In the first appeal, the Turaki faction is contesting against the PDP group aligned with FCT Minister Nyesom Wike. The court ordered service of hearing notices on Mohammed Abdulrahman, the seventh respondent, who was absent during the proceedings. Chris Uche, counsel for Turaki's group, cited the Independent National Electoral Commission (INEC) timetable for the 2027 general elections as grounds for urgency and submitted an affidavit of extreme urgency.

Emmanuel Ukala (SAN), representing Austin Nwachukwu and two others, asked for 15 days to file a reply, citing the need to obtain records from the Court of Appeal. The Supreme Court directed all nine respondents to file replies within five days each.

The second appeal involves the Turaki-led group versus former Jigawa State Governor Sule Lamido and others. Lamido had gone to court to challenge his exclusion from the national chairmanship race, leading Federal High Court Judge Peter Lifu to halt the convention.
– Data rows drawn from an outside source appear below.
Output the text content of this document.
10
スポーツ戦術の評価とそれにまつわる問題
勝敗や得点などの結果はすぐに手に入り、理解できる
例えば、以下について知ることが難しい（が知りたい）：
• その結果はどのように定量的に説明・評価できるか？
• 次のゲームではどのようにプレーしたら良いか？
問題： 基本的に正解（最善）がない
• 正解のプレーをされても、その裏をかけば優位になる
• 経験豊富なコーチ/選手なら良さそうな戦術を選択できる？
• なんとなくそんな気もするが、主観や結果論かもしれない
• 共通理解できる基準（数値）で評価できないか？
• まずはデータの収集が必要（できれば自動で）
Lower courts have consistently ruled against the Turaki faction, nullifying the convention, barring INEC from recognising its outcomes, and restricting access to the party's national secretariat. The Turaki group argues the matter concerns internal party affairs, which it claims are not subject to judicial intervention, and that due process was observed.

💡 NaijaBuzz Take

The Turaki-led PDP faction's push for a Supreme Court verdict by April 2026 exposes the extent to which legal timelines are being manipulated to influence political outcomes, with Justice Lawal Garba's panel accommodating compressed procedures that mirror election deadlines rather than judicial norms.

This case is less about procedural breaches than about control of a weakened party's machinery ahead of 2027, with Turaki's group invoking "internal party affairs" only after successive court losses. The irony is stark: the same leaders who once welcomed judicial intervention in party crises now claim courts should stay out, revealing a selective respect for institutional processes.

For ordinary PDP members and voters, the protracted legal battle deepens uncertainty about the party's credibility and readiness for elections. As national officers remain in legal limbo, grassroots activists and aspirants are left without a functioning structure to mobilise or contest under.

This pattern of dragging party disputes through overlapping court rulings until election timelines force resolutions has become a standard playbook in Nigerian politics, turning justice into a tactical tool rather than a path to clarity.